Why is Chuck Schumer asking for an investigation into high airfares?

 Should American and other airlines get rid of the fuel surcharges? Photo: American Airlines. 

Should American and other airlines get rid of the fuel surcharges? Photo: American Airlines. 

Why is U.S. senator Chuck Schumer so concerned about airfares?

At a Sunday press conference, Schumer "called for a federal investigation into the high price of plane tickets," according to the New York Daily News.  Schumer argues airfare should be dropping along with the press of fuel.

"The No. 1 cost for an airline is fuel, and fuel prices are way down,” Schumer said. “Why are ticket prices still going up? Why isn’t the consumer getting some benefit here?”

If you're a regular reader of this blog, you probably understand the problem. Airline fares are generally a function of supply-and-demand. If more people want to travel, fares rise. If fewer people want to fly, fares fall. Right now, people want to travel, and there's limited supply.

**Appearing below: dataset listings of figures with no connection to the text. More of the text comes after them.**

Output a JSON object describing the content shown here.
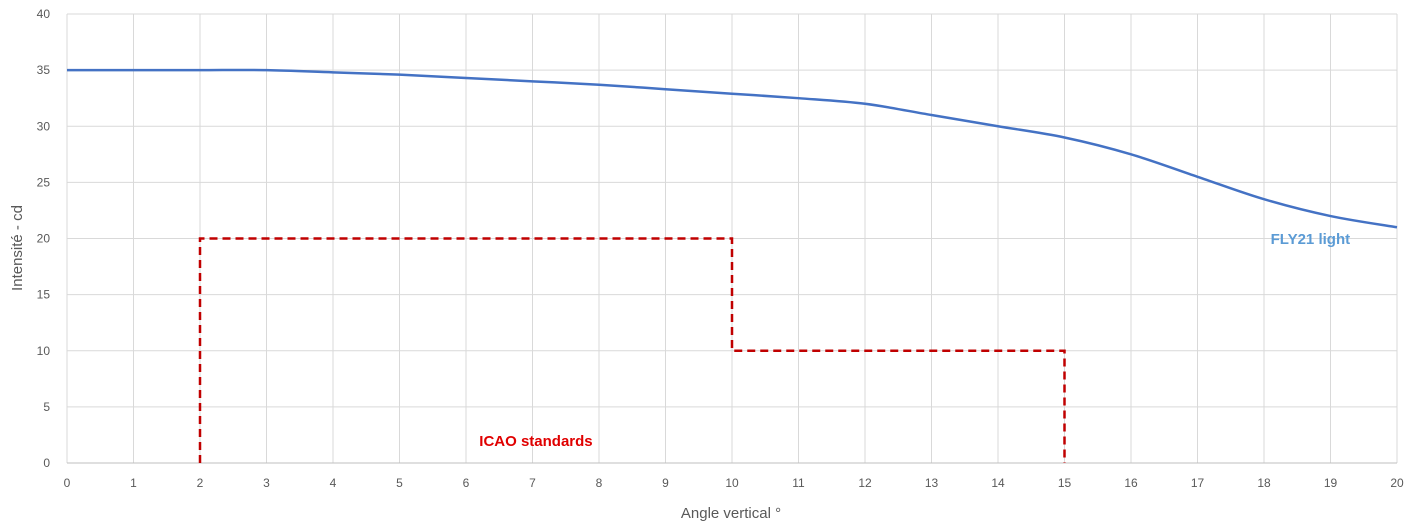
{
  "chart_data": {
    "type": "line",
    "title": "",
    "xlabel": "Angle vertical °",
    "ylabel": "Intensité - cd",
    "xlim": [
      0,
      20
    ],
    "ylim": [
      0,
      40
    ],
    "x_ticks": [
      0,
      1,
      2,
      3,
      4,
      5,
      6,
      7,
      8,
      9,
      10,
      11,
      12,
      13,
      14,
      15,
      16,
      17,
      18,
      19,
      20
    ],
    "y_ticks": [
      0,
      5,
      10,
      15,
      20,
      25,
      30,
      35,
      40
    ],
    "grid": true,
    "series": [
      {
        "name": "FLY21 light",
        "color": "#4472c4",
        "style": "solid",
        "x": [
          0,
          1,
          2,
          3,
          4,
          5,
          6,
          7,
          8,
          9,
          10,
          11,
          12,
          13,
          14,
          15,
          16,
          17,
          18,
          19,
          20
        ],
        "y": [
          35,
          35,
          35,
          35,
          34.8,
          34.6,
          34.3,
          34,
          33.7,
          33.3,
          32.9,
          32.5,
          32,
          31,
          30,
          29,
          27.5,
          25.5,
          23.5,
          22,
          21
        ]
      },
      {
        "name": "ICAO standards",
        "color": "#c00000",
        "style": "dashed",
        "x": [
          2,
          2,
          10,
          10,
          15,
          15
        ],
        "y": [
          0,
          20,
          20,
          10,
          10,
          0
        ]
      }
    ],
    "annotations": [
      {
        "text": "FLY21 light",
        "color": "#5b9bd5",
        "x": 18.1,
        "y": 19.5
      },
      {
        "text": "ICAO standards",
        "color": "#e00000",
        "x": 6.2,
        "y": 1.5
      }
    ]
  }
}
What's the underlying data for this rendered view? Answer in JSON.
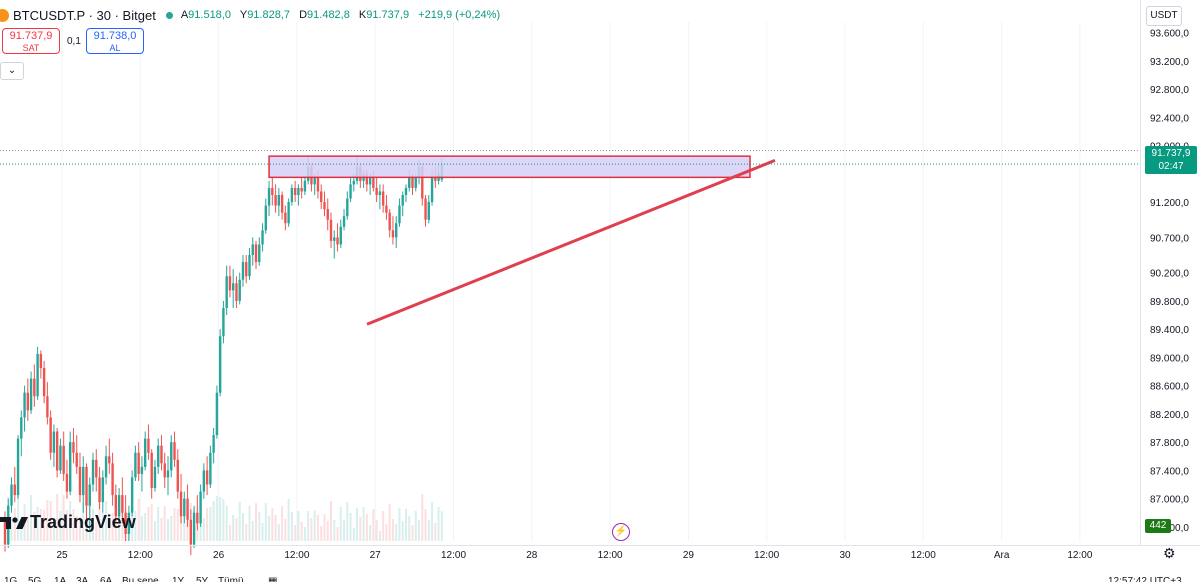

I realize this isn't great news for the public. And it's probably good politics to whine about high airfares. But you can't expect airlines, most of which are publicly traded companies with shareholders, to lower fares just because fuel costs drop. 

Schumer may, however, have a point about one issue. Several years ago, in response to high fuel costs, airlines started adding "fuel surcharges" to many tickets. These charges are tacked on above regular fares and in some cases add several hundred dollars to the cost of a ticket. 

But even as the cost of fuel has dropped, airlines have continued levying these fuel surcharges. So far, only Japan Airlines has dropped its fuel surcharge.  It probably is misleading to continue charging these surcharges when fuel is so cheap. If airlines want to raise ticket prices, that should be OK. But they shouldn't pretend the extra money is going to pay for fuel. 

What do you think? Would you like to see airlines get rid of fuel surcharges? And do you think the government should investigate the overall pricing practices of airlines?